In our climate brainstorming session last week, we invited two postdocs (Chris and Lawrence) from the atmospheric physics group to come and talk to us about their experiences of using climate models. Most of the discussion focussed on which models they use and why, and what problems they experience. They’ve been using the GFDL models, specifically AM2 and AM3 (atmosphere only models) for most of their research, largely because of legacy: they’re working with Paul Kushner, who is from GFDL, and the group now has many years experience working with these models. However, they’re now faced with having to switch to NCAR’s Community Climate System Model (CCSM). Why? Because the university has acquired a new IBM supercomputer, and the GFDL models won’t run on it (without a large effort to port them). The resulting dilemma reveals a lot about the current state of climate model engineering:
- If they stick with the GFDL models, they can’t make use of the new supercomputer, hence miss out on a great opportunity to accelerate their research (they could do many more model runs).
- If they switch to CCSM, they lose a large investment in understanding and working with the GFDL models. This includes both their knowledge of the model (some of their research involves making changes to the code to explore how perturbations affect the runs), and the investment in tools and scripts for dealing with model outputs, diagnostics, etc.
Of course, the obvious solution would be to port the GFDL models to the new IBM hardware. But this turns out to be hard because the models were never designed for portability. Right now, the GFDL models won’t even compile on the IBM compiler, because of differences in how picky different compilers are over syntax and style checking – climate models tend to have many coding idiosyncrasies that are never fixed because the usual compiler never complains about them: e.g. see Jon’s analysis of static checking NASA’s modelE. And even if they fix all these and get the compiler to accept the code, they’re still faced with extensive testing to make sure the models’ runtime behaviour is correct on the new hardware.

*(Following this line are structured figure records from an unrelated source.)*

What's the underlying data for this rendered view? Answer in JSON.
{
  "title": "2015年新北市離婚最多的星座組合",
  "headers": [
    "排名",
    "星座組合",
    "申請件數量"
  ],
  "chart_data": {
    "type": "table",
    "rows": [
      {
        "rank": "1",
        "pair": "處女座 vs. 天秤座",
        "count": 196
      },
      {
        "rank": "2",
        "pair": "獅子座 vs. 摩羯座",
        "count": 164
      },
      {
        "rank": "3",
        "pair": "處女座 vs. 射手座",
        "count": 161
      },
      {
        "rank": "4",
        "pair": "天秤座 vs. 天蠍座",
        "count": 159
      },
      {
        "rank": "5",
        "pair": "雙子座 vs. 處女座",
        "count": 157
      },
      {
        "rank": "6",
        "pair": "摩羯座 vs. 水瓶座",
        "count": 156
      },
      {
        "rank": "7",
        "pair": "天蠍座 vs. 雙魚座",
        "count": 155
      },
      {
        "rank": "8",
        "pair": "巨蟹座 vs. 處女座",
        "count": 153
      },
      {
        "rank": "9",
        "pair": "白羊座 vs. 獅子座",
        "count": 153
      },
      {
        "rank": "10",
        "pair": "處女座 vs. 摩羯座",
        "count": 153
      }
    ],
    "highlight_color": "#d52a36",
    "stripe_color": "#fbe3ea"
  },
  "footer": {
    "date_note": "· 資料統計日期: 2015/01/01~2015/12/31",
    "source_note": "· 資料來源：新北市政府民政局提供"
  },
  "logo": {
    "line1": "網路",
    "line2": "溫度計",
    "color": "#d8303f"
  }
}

There’s also a big difference in support available. GFDL doesn’t have the resources to support external users (particularly ambitious attempts to port the code). In contrast, NCAR has extensive support for the CCSM, because they have made community building an explicit goal. Hence, CCSM is much more like an open source project. Which sounds great, but it also comes at a cost. NCAR have to devote significant resources to supporting the community. And making the model open and flexible (for use by a broader community) hampers their ability to get the latest science into the model quickly. Which leads me to hypothesize that it is the diversity of your user-base that most restricts the ongoing rate of evolution of a software system. For a climate modeling centers like GFDL, if you don’t have to worry about developing for multiple platforms and diverse users, you can get new ideas into the model much quicker.
Which brings me to a similar discussion over the choice of weather prediction models in the UK. Bryan recently posted an article about the choice between WRF (NCAR’s mesoscale weather model) versus the UM (the UK Met Office’s model). Alan posted a lengthy response which echoes much of what I said above (but with much more detail): basically the WRF is well supported and flexible for a diverse community. The UM has many advantages (particularly speed), but is basically unsupported outside the Met Office. He concludes that someone should re-write the UM to run on other hardware (specifically massively parallel machines), and presumably set up the kind of community support that NCAR has. But funding for this seems unlikely.